Pedro sintió un odio visceral. La había mandado salir para protegerla de esas miradas, pero se dio cuenta de que el acto de verla caminar solo intensificaba el deseo de ellos.

Era el dueño de esa empresa, pero en ese momento se sentía un espectador impotente de la belleza que él mismo había traído a la luz.

Diez minutos después, Ester regresó. Llevaba una bandeja con tazas de porcelana fina y el aroma embriagador del café que Leyla había preparado.

Sirvió a cada director con una cortesía gélida, ignorando las sonrisas insinuantes y los comentarios de "gracias, querida" que venían de Selim.

Cuando llegó el turno de Pedro, se inclinó sobre él. La proximidad fue fatal para la poca cordura que le quedaba al CEO.

El perfume de jazmín y sándalo de Ester lo golpeó como una ola. Y entonces, en el movimiento de posar la taza sobre el platillo, un mechón largo y sedoso de su cabello escapó y rozó suavemente el rostro de Pedro, desde la sien hasta el mentón.

Fue como si un hilo de seda electrificada le hubiera tocado la piel. Pedro se apartó bruscamente, con un sobresalto casi violento.

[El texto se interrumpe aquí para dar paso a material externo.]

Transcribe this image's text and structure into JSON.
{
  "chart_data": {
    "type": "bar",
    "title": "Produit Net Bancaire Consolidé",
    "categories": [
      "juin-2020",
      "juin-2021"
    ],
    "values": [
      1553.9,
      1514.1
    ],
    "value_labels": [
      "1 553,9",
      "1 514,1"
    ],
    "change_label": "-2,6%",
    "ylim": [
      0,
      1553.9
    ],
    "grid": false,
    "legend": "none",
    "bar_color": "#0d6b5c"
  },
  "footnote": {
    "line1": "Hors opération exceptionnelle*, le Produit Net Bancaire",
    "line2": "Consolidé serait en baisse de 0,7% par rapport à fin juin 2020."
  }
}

El contacto físico, por más accidental que fuera, rompió la barrera que había jurado mantener. Sintió el calor de la piel de ella, el olor de los mechones negros y el tintineo de la plata turca tan cerca que su corazón falló un latido.

Ester— Discúlpeme, señor

susurró Ester, los ojos verdes encontrando los de él por un segundo eterno.

Había un brillo ahí, algo que conocía exactamente el efecto que causaba, aunque mantuviera la máscara profesional.

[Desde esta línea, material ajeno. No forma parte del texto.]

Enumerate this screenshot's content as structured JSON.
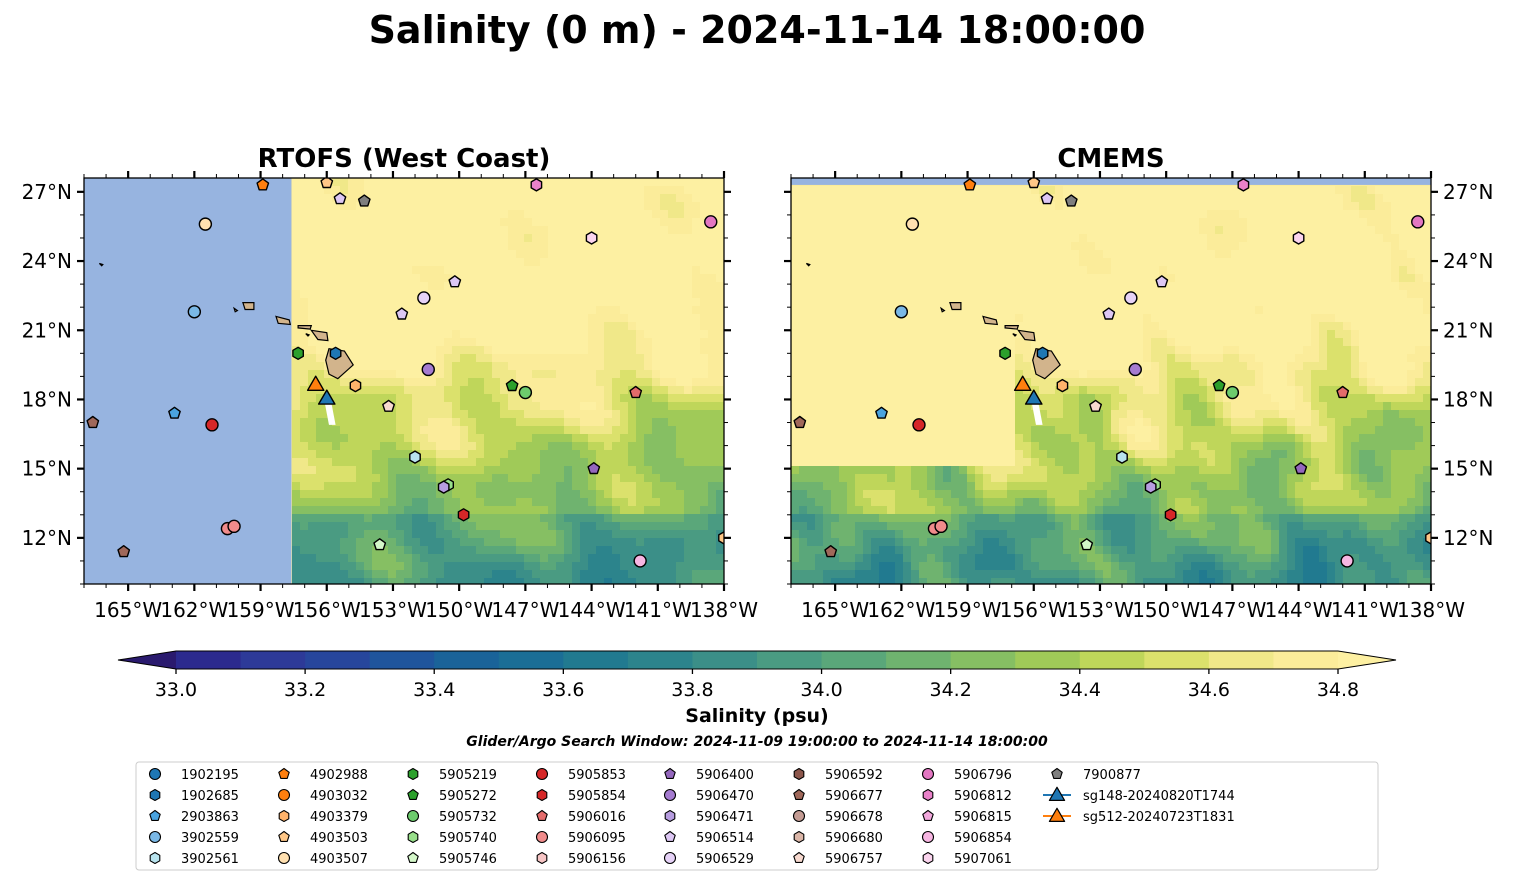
{
  "title": "Salinity (0 m) - 2024-11-14 18:00:00",
  "panels": [
    {
      "title": "RTOFS (West Coast)",
      "model_west_limit_lon": -157.6
    },
    {
      "title": "CMEMS",
      "model_north_limit_lat": 27.3
    }
  ],
  "colors": {
    "land_mask": "#97b4e0",
    "land": "#d2b48c",
    "ocean_fresh": "#24165e",
    "ocean_salty": "#fbec9a"
  },
  "chart_data": {
    "type": "heatmap",
    "variable": "Salinity",
    "depth_label": "0 m",
    "time": "2024-11-14 18:00:00",
    "xlim": [
      -167,
      -138
    ],
    "ylim": [
      10,
      27.6
    ],
    "x_ticks": [
      -165,
      -162,
      -159,
      -156,
      -153,
      -150,
      -147,
      -144,
      -141,
      -138
    ],
    "x_tick_labels": [
      "165°W",
      "162°W",
      "159°W",
      "156°W",
      "153°W",
      "150°W",
      "147°W",
      "144°W",
      "141°W",
      "138°W"
    ],
    "y_ticks": [
      12,
      15,
      18,
      21,
      24,
      27
    ],
    "y_tick_labels": [
      "12°N",
      "15°N",
      "18°N",
      "21°N",
      "24°N",
      "27°N"
    ],
    "colorbar": {
      "label": "Salinity (psu)",
      "min": 32.9,
      "max": 34.9,
      "step": 0.1,
      "ticks": [
        33.0,
        33.2,
        33.4,
        33.6,
        33.8,
        34.0,
        34.2,
        34.4,
        34.6,
        34.8
      ],
      "tick_labels": [
        "33.0",
        "33.2",
        "33.4",
        "33.6",
        "33.8",
        "34.0",
        "34.2",
        "34.4",
        "34.6",
        "34.8"
      ],
      "extend": "both",
      "colors": [
        "#2a1a6e",
        "#2b2a8e",
        "#2d3a98",
        "#27469c",
        "#1f559c",
        "#1a6399",
        "#1b6e96",
        "#217a90",
        "#2c848c",
        "#3b8f88",
        "#4a9b82",
        "#5aa77a",
        "#6fb36f",
        "#86bf63",
        "#a0ca58",
        "#bfd65a",
        "#dbe16c",
        "#f0e889",
        "#fbec9a",
        "#fdf0a2"
      ]
    },
    "search_window": "Glider/Argo Search Window: 2024-11-09 19:00:00 to 2024-11-14 18:00:00",
    "legend_placement": "bottom",
    "floats": [
      {
        "id": "1902195",
        "marker": "circle",
        "color": "#1f77b4",
        "lon": null,
        "lat": null
      },
      {
        "id": "1902685",
        "marker": "hexagon",
        "color": "#1f77b4",
        "lon": -155.6,
        "lat": 20.0
      },
      {
        "id": "2903863",
        "marker": "pentagon",
        "color": "#4aa3df",
        "lon": -162.9,
        "lat": 17.4
      },
      {
        "id": "3902559",
        "marker": "circle",
        "color": "#7ab8e6",
        "lon": -162.0,
        "lat": 21.8
      },
      {
        "id": "3902561",
        "marker": "hexagon",
        "color": "#b8e3ee",
        "lon": -152.0,
        "lat": 15.5
      },
      {
        "id": "4902988",
        "marker": "pentagon",
        "color": "#ff7f0e",
        "lon": -158.9,
        "lat": 27.3
      },
      {
        "id": "4903032",
        "marker": "circle",
        "color": "#ff7f0e",
        "lon": null,
        "lat": null
      },
      {
        "id": "4903379",
        "marker": "hexagon",
        "color": "#ffb36b",
        "lon": -154.7,
        "lat": 18.6
      },
      {
        "id": "4903503",
        "marker": "pentagon",
        "color": "#ffc787",
        "lon": -156.0,
        "lat": 27.4
      },
      {
        "id": "4903507",
        "marker": "circle",
        "color": "#ffe0b0",
        "lon": -161.5,
        "lat": 25.6
      },
      {
        "id": "5905219",
        "marker": "hexagon",
        "color": "#2ca02c",
        "lon": -157.3,
        "lat": 20.0
      },
      {
        "id": "5905272",
        "marker": "pentagon",
        "color": "#2ca02c",
        "lon": -147.6,
        "lat": 18.6
      },
      {
        "id": "5905732",
        "marker": "circle",
        "color": "#6dcc6d",
        "lon": -147.0,
        "lat": 18.3
      },
      {
        "id": "5905740",
        "marker": "hexagon",
        "color": "#98df8a",
        "lon": -150.5,
        "lat": 14.3
      },
      {
        "id": "5905746",
        "marker": "pentagon",
        "color": "#d4f7c9",
        "lon": -153.6,
        "lat": 11.7
      },
      {
        "id": "5905853",
        "marker": "circle",
        "color": "#d62728",
        "lon": -161.2,
        "lat": 16.9
      },
      {
        "id": "5905854",
        "marker": "hexagon",
        "color": "#d62728",
        "lon": -149.8,
        "lat": 13.0
      },
      {
        "id": "5906016",
        "marker": "pentagon",
        "color": "#e36b6b",
        "lon": -142.0,
        "lat": 18.3
      },
      {
        "id": "5906095",
        "marker": "circle",
        "color": "#f08b8b",
        "lon": -160.5,
        "lat": 12.4
      },
      {
        "id": "5906156",
        "marker": "hexagon",
        "color": "#f7c5c5",
        "lon": null,
        "lat": null
      },
      {
        "id": "5906400",
        "marker": "pentagon",
        "color": "#9467bd",
        "lon": -143.9,
        "lat": 15.0
      },
      {
        "id": "5906470",
        "marker": "circle",
        "color": "#a57bd0",
        "lon": -151.4,
        "lat": 19.3
      },
      {
        "id": "5906471",
        "marker": "hexagon",
        "color": "#b79de0",
        "lon": -150.7,
        "lat": 14.2
      },
      {
        "id": "5906514",
        "marker": "pentagon",
        "color": "#ddc7f4",
        "lon": -150.2,
        "lat": 23.1
      },
      {
        "id": "5906529",
        "marker": "circle",
        "color": "#e6d2f7",
        "lon": -151.6,
        "lat": 22.4
      },
      {
        "id": "5906592",
        "marker": "hexagon",
        "color": "#8c564b",
        "lon": null,
        "lat": null
      },
      {
        "id": "5906677",
        "marker": "pentagon",
        "color": "#a0685a",
        "lon": -166.6,
        "lat": 17.0
      },
      {
        "id": "5906678",
        "marker": "circle",
        "color": "#c49c94",
        "lon": null,
        "lat": null
      },
      {
        "id": "5906680",
        "marker": "hexagon",
        "color": "#dbb6a8",
        "lon": null,
        "lat": null
      },
      {
        "id": "5906757",
        "marker": "pentagon",
        "color": "#f7d9cf",
        "lon": -153.2,
        "lat": 17.7
      },
      {
        "id": "5906796",
        "marker": "circle",
        "color": "#e377c2",
        "lon": -138.6,
        "lat": 25.7
      },
      {
        "id": "5906812",
        "marker": "hexagon",
        "color": "#e981c9",
        "lon": -146.5,
        "lat": 27.3
      },
      {
        "id": "5906815",
        "marker": "pentagon",
        "color": "#f2a8dc",
        "lon": null,
        "lat": null
      },
      {
        "id": "5906854",
        "marker": "circle",
        "color": "#f7b6e2",
        "lon": -141.8,
        "lat": 11.0
      },
      {
        "id": "5907061",
        "marker": "hexagon",
        "color": "#fbd4ee",
        "lon": -144.0,
        "lat": 25.0
      },
      {
        "id": "7900877",
        "marker": "pentagon",
        "color": "#7f7f7f",
        "lon": -154.3,
        "lat": 26.6
      }
    ],
    "gliders": [
      {
        "id": "sg148-20240820T1744",
        "marker": "triangle",
        "color": "#1f77b4",
        "lon": -156.0,
        "lat": 18.0
      },
      {
        "id": "sg512-20240723T1831",
        "marker": "triangle",
        "color": "#ff7f0e",
        "lon": -156.5,
        "lat": 18.6
      }
    ],
    "extra_markers": [
      {
        "marker": "circle",
        "color": "#f08b8b",
        "lon": -160.2,
        "lat": 12.5
      },
      {
        "marker": "pentagon",
        "color": "#a0685a",
        "lon": -165.2,
        "lat": 11.4
      },
      {
        "marker": "pentagon",
        "color": "#ddc7f4",
        "lon": -155.4,
        "lat": 26.7
      },
      {
        "marker": "pentagon",
        "color": "#ddc7f4",
        "lon": -152.6,
        "lat": 21.7
      },
      {
        "marker": "hexagon",
        "color": "#ffc787",
        "lon": -138.0,
        "lat": 12.0
      }
    ]
  }
}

Pedro no respondió. Solo tomó la taza con las manos ligeramente inestables y dio un sorbo largo al café amargo,

intentando usar el calor del líquido para enmascarar el incendio que había comenzado en sus venas.

Pedro— Vuelve a tu lugar, Ester

ordenó, la voz saliéndole más ronca de lo que pretendía.

Pedro— Señores, volvamos a los números. El tiempo de ocio se acabó.

La reunión continuó, pero Pedro no escuchó nada más. Estaba fijo en la silueta de Ester a su lado, en el brillo de sus zapatos color calabaza bajo la mesa y en la sensación persistente del cabello de ella en su rostro.

Miró a Selim y a los demás directores, que seguían observándola, y sintió una decisión formarse en su mente.

No permitiría que la miraran así otra vez. Pero lo que realmente lo asustaba no era el deseo de los otros hombres por Ester,

sino la certeza de que, tras ese toque accidental, el hielo alrededor de su corazón no solo se estaba agrietando: se estaba derritiendo por completo, inundándolo con una sed de vida que no sabía si era capaz de saciar.

La reunión terminó, y mientras los directores salían, Pedro permaneció sentado, mirando al vacío, mientras Ester organizaba las carpetas.

El silencio en la sala Omega ahora estaba cargado de una nueva electricidad: la certeza de que la guerra entre el deber y el deseo acababa de cambiar de nivel.